KEKs for encryption keys:
they are keys to encrypt your keys. KEK0, KEK1, KEK2 are 128-bit key files; KEK256 is 256-bit key file. please use the commands, --KEK* to determine which key encryption key you’re going to fused.
Hi Jerry, thanks a lot for your answer and for the details. But what if, if I use the default key (i.e., I leave the kek2 0 key for the unfused board) as I mentioned in the first post?
Ok. I am adopting the disk encryption key. In order to do that I generated the ekb file that contains the luks key. After that as the diagram depicted on the nvidia support guide, the ekb is encrypted by a derived key generated from the root key, and the root key is derived from the kek2 key that for unfused board is 0x000000.
Now, if I know that the master key kek2 adopted is zero (for unfused boards), an attacker can easily decrypt the content of the ekb file and extract the luks key that the user put there.

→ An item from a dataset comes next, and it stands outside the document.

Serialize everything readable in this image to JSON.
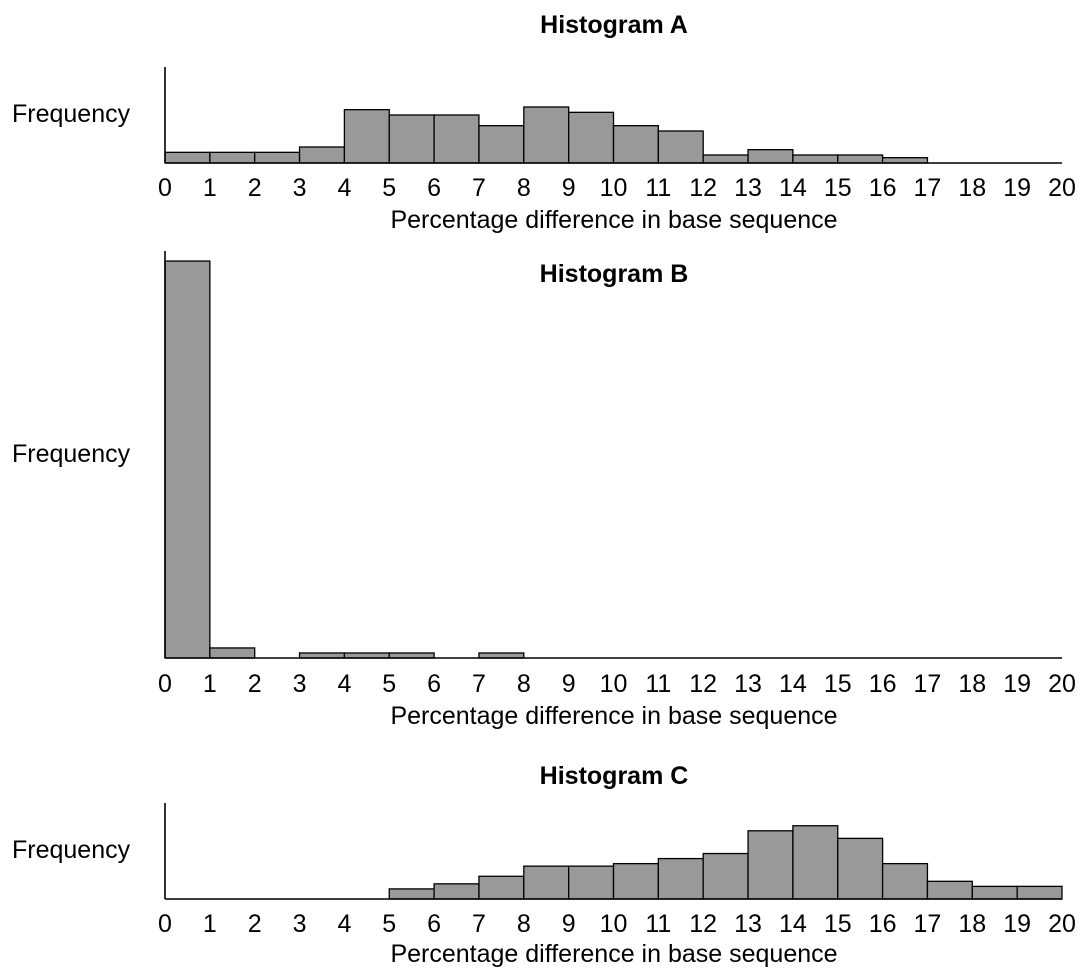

here’s the sample command-line to enable disk encryption. $ sudo ROOTFS_ENC=1 ./flash.sh -i "./ekb.key" jetson-xavier-nx-devkit mmcblk0p1
you may see-also developer guide, for example, Tool for EKB Generation.
you should burn the EKB key you would like to used for disk encryption,
please execute the script file, gen_ekb.py to generate an image. also, as mentioned in developer guide, that sym2.key is equivalent to ekb.key in above sample flash commands.
BTW,
may I also know which Jetpack release you’re working with.
please check… $ cat /etc/nv_tegra_release
The ekb is encrypted by a derived key generated from the root key, and the root key is derived from the kek2 key. For unfused board is 0x000000000000000 (as default).
Now, if I know that the master key kek2 adopted is zero (for unfused boards), an attacker can easily re-generate the KEK2_RK and and the EKB_EK in order to extract the LUKS key that the user put in the EKB plaintext.
The problem is not a “programming/configuration” problem, but it is related on the security architecture and the mechanism related to the key derivation. If I am deriving a key from a default key for unfused board that is 0x00000000000000000, having or not the disk encryption could be potentially useless.